Paperback 288 pages (November 9, 2000)
This is something written a while back I’ve only recently got around to checking out. Haldeman won critical claim with his ground breaking Forever War, and rightly so.
The book is also a fast read, at times it flies by. This is not to say it’s a bad thing, but does seem a bit rushed at times.
Haldeman uses the same protagonist, William Mandela and his wife Mary-Gay, now living with other veterans of the Forever War on a cold winter planet, under the watchful eyes of the group-mind ‘Man’, humanity’s next evolutionary stage. They intend to escape their pseudo-prison by making a long distance space journey in cryogenic suspension, hoping that thanks to relativity, things will have improved by the time they get back. Suffice to say, things go wrong.

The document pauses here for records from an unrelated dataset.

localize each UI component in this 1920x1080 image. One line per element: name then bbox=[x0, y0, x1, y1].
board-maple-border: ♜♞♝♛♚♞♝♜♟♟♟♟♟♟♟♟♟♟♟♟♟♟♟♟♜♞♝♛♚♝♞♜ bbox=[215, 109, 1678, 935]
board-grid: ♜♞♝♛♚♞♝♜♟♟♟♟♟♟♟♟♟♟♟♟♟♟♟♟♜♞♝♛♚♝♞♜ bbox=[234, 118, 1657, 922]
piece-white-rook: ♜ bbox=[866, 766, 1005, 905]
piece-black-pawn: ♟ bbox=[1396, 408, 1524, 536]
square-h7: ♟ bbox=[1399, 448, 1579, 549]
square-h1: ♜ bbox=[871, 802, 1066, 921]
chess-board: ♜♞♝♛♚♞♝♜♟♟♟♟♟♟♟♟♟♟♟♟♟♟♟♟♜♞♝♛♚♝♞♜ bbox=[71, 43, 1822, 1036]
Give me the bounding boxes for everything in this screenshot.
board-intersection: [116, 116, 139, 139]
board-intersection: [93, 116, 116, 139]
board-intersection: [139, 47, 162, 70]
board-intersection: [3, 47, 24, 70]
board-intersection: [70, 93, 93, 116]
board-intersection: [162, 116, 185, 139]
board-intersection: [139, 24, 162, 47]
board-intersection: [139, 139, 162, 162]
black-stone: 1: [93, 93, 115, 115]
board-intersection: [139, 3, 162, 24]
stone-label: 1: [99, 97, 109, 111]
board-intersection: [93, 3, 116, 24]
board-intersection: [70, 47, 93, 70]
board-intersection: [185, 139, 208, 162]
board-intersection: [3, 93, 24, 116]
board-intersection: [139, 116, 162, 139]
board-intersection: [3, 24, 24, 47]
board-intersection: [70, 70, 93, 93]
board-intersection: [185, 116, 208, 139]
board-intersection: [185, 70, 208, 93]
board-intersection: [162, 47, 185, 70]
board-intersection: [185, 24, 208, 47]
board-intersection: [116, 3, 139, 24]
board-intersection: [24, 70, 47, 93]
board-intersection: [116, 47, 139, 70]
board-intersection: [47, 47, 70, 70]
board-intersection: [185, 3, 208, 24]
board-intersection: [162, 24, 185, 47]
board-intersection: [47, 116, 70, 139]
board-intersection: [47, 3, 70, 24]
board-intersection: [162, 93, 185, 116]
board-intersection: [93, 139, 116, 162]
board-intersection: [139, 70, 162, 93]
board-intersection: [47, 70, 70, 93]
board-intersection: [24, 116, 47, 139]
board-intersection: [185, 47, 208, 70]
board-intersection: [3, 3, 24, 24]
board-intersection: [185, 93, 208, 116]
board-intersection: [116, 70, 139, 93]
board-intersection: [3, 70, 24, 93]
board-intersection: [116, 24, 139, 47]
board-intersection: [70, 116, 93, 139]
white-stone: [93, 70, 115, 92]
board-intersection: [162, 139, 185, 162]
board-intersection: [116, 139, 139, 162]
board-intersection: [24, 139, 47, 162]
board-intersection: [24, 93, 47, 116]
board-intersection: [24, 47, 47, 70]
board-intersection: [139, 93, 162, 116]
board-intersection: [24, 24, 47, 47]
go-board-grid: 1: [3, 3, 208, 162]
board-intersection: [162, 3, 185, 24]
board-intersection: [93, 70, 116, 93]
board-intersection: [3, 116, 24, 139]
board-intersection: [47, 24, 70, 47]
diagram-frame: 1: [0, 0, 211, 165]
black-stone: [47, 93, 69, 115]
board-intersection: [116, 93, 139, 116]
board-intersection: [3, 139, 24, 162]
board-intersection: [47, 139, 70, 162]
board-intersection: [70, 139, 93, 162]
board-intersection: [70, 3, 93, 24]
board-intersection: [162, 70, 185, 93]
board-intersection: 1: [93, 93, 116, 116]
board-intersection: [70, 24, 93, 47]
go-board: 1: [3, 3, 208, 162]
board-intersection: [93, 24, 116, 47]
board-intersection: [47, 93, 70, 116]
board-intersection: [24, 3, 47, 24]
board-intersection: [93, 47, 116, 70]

Concept wise, it intends to go several rungs higher up the ladder than its prequel, which is possibly where it stumbles. Maybe it’s due to the fast pace, but some of Haldeman’s concepts and expositions in the latter half of the book seem half-baked and forced. Whilst retaining much of the wry humour of the first, it lacks the edge that its predecessor’s wartime setting gave it. That said, Haldeman had done this type of thing to death with his last two books, and clearly wanted to say something new and further explore his ideas.
The characterisation is still spot on, with William and Mary-gay’s Children being a highlight of the book. It was also amusing to see ‘Man’ realise he is not the ultimate form of life he assumed. Despite not fully meeting my expectations, this is still very much worth checking out.